Son papillon s’est envolé

// Initiatives

Dans le cadre de leur nouvelle participation au Festival Pocket Films, l’équipe de Lili range le chat initie un échange cinématographique entre l’Europe et l’Ouzbékistan. Il s’agit de créer un jeu de croisements d’images à partir d’expressions idiomatiques russes, ouzbeks, françaises, kabile, ou espagnoles. A intervalles réguliers, les artistes participants doivent avec, comme phrase d’accroche un proverbe, une expression, réaliser un film court, et le poster sur le blog spécialement crée pour l’occasion. Ce blog est ainsi un lieu de rendez-vous virtuel, il permet une correspondance filmique. Il devient par prolongement un outil de montage, puisque l’accumulation des images crée un film hybride à auteurs multiples.

Son papillon s’est envolé, titre du projet, suggère beaucoup mais laisse planer le doute. C’est en cela que réside l’enjeu de cet échange, proposer une maxime qui pour la moitié des artistes ne sera pas pleinement comprise ou définissable. Ils tenteront de commenter librement leurs interrogations par le biais d’une réponse cinématographique intuitive. Il est certain que la richesse du vocabulaire filmique viendra de leurs divergences de vues, et de leurs comparaisons. Son papillon s’est envolé est en réalité une expression russe qui signifie être dérangé (surpris) dans sa tranquillité. Il n’a pas été possible d’en trouver une équivalence parfaite en français, cela décrit en quelque sorte une personne interrompue dans sa rêverie par un tiers arrivant comme un cheveu sur la soupe. Comme un cheveu sur la soupe, une expression qui probablement elle aussi laisserait dans l’embarras les interlocuteurs ouzbeks.

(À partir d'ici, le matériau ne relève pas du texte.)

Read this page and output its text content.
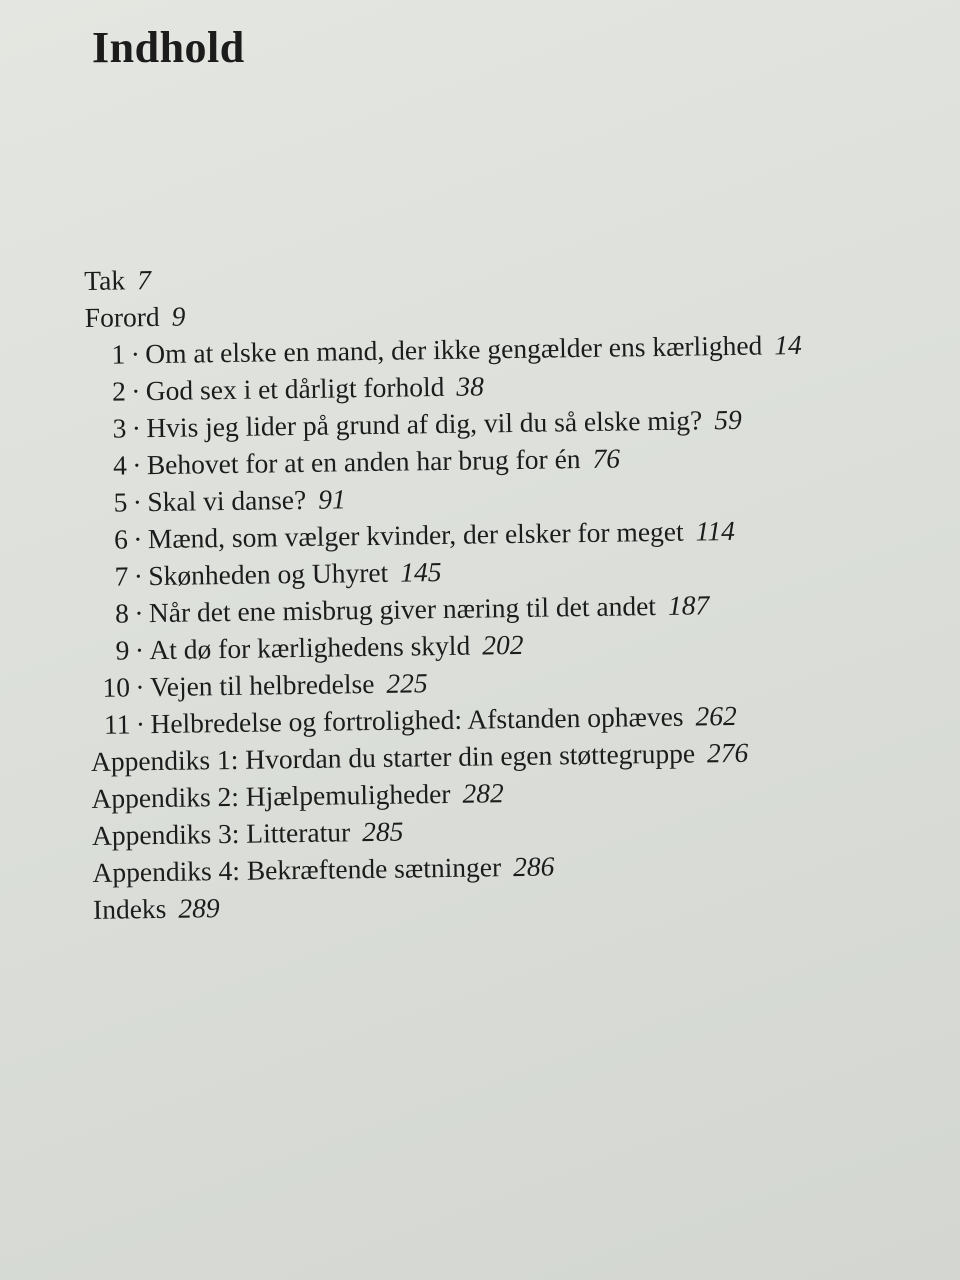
Indhold
Tak 7
Forord 9
1 · Om at elske en mand, der ikke gengælder ens kærlighed 14
2 · God sex i et dårligt forhold 38
3 · Hvis jeg lider på grund af dig, vil du så elske mig? 59
4 · Behovet for at en anden har brug for én 76
5 · Skal vi danse? 91
6 · Mænd, som vælger kvinder, der elsker for meget 114
7 · Skønheden og Uhyret 145
8 · Når det ene misbrug giver næring til det andet 187
9 · At dø for kærlighedens skyld 202
10 · Vejen til helbredelse 225
11 · Helbredelse og fortrolighed: Afstanden ophæves 262
Appendiks 1: Hvordan du starter din egen støttegruppe 276
Appendiks 2: Hjælpemuligheder 282
Appendiks 3: Litteratur 285
Appendiks 4: Bekræftende sætninger 286
Indeks 289
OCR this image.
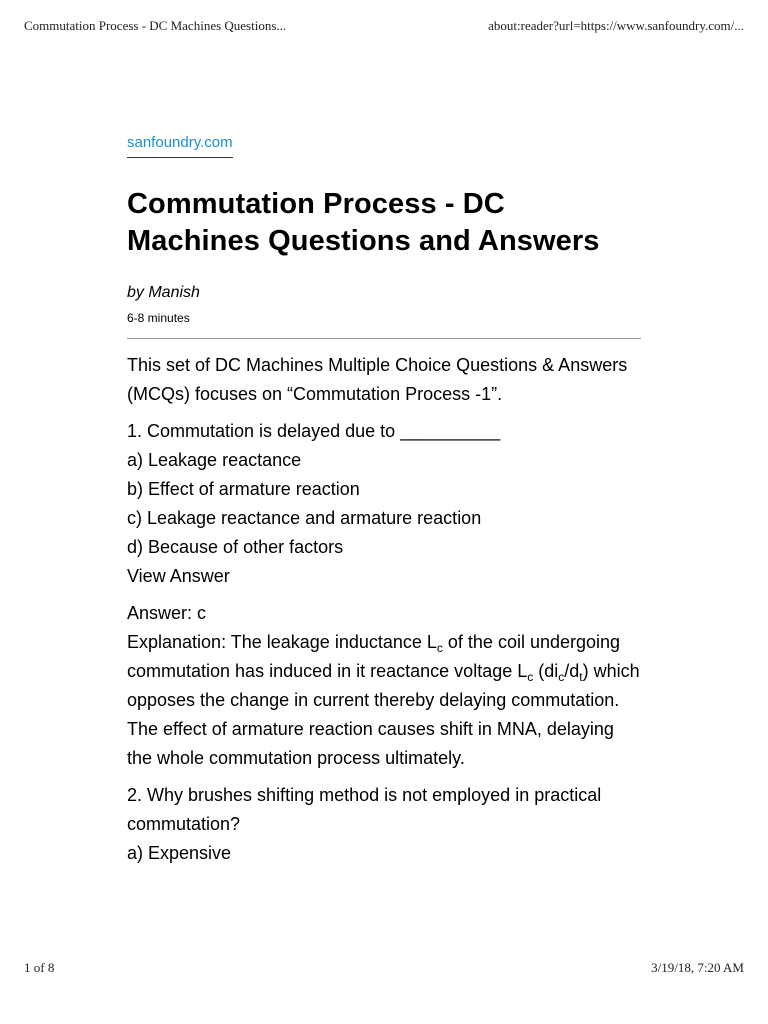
Commutation Process - DC Machines Questions...	about:reader?url=https://www.sanfoundry.com/...
sanfoundry.com
Commutation Process - DC Machines Questions and Answers
by Manish
6-8 minutes

This set of DC Machines Multiple Choice Questions & Answers (MCQs) focuses on “Commutation Process -1”.

1. Commutation is delayed due to __________
a) Leakage reactance
b) Effect of armature reaction
c) Leakage reactance and armature reaction
d) Because of other factors
View Answer

Answer: c
Explanation: The leakage inductance $L_c$ of the coil undergoing commutation has induced in it reactance voltage $L_c$ $(di_c/d_t)$ which opposes the change in current thereby delaying commutation. The effect of armature reaction causes shift in MNA, delaying the whole commutation process ultimately.

2. Why brushes shifting method is not employed in practical commutation?
a) Expensive

1 of 8	3/19/18, 7:20 AM
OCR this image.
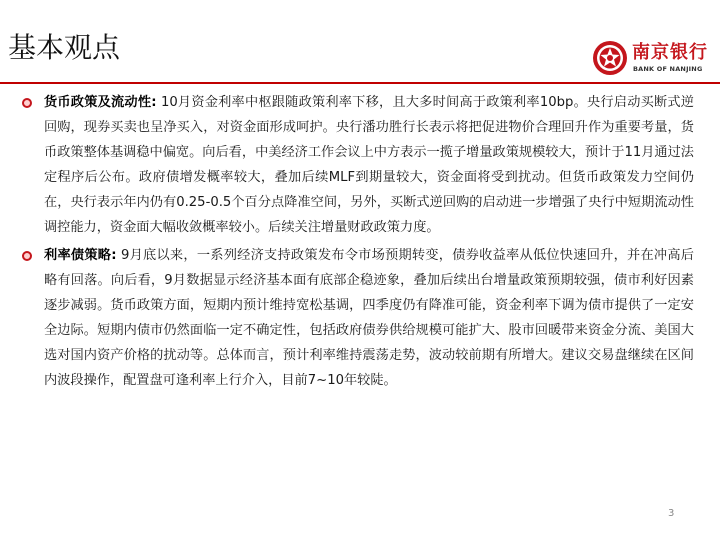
基本观点	南京银行
BANK OF NANJING
货币政策及流动性: 10月资金利率中枢跟随政策利率下移，且大多时间高于政策利率10bp。央行启动买断式逆回购，现券买卖也呈净买入，对资金面形成呵护。央行潘功胜行长表示将把促进物价合理回升作为重要考量，货币政策整体基调稳中偏宽。向后看，中美经济工作会议上中方表示一揽子增量政策规模较大，预计于11月通过法定程序后公布。政府债增发概率较大，叠加后续MLF到期量较大，资金面将受到扰动。但货币政策发力空间仍在，央行表示年内仍有0.25-0.5个百分点降准空间，另外，买断式逆回购的启动进一步增强了央行中短期流动性调控能力，资金面大幅收敛概率较小。后续关注增量财政政策力度。
利率债策略: 9月底以来，一系列经济支持政策发布令市场预期转变，债券收益率从低位快速回升，并在冲高后略有回落。向后看，9月数据显示经济基本面有底部企稳迹象，叠加后续出台增量政策预期较强，债市利好因素逐步减弱。货币政策方面，短期内预计维持宽松基调，四季度仍有降准可能，资金利率下调为债市提供了一定安全边际。短期内债市仍然面临一定不确定性，包括政府债券供给规模可能扩大、股市回暖带来资金分流、美国大选对国内资产价格的扰动等。总体而言，预计利率维持震荡走势，波动较前期有所增大。建议交易盘继续在区间内波段操作，配置盘可逢利率上行介入，目前7~10年较陡。
3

Les artistes utilisent des téléphones portables pour les prises de vues. Le choix de ce type de caméra n’est pas fortuit, elle reste toujours dans la poche puisqu’elle est l’accessoire d’un outil de communication quotidien. Cette caméra accompagne le preneur d’images avant même que celui-ci n’ait nécessairement l’intention de filmer. Les auteurs de ce projet tournent leurs films au moment qui leur semblent le plus juste et le plus opportun. Le processus de restitution étant suffisamment formalisé, celui de la prise de vue doit rester spontané et libre. Au final, les filmeurs deviennent des lépidoptéristes, ils capturent des films papillons qu’ils épinglent par la suite pour créer une collection haute en couleurs.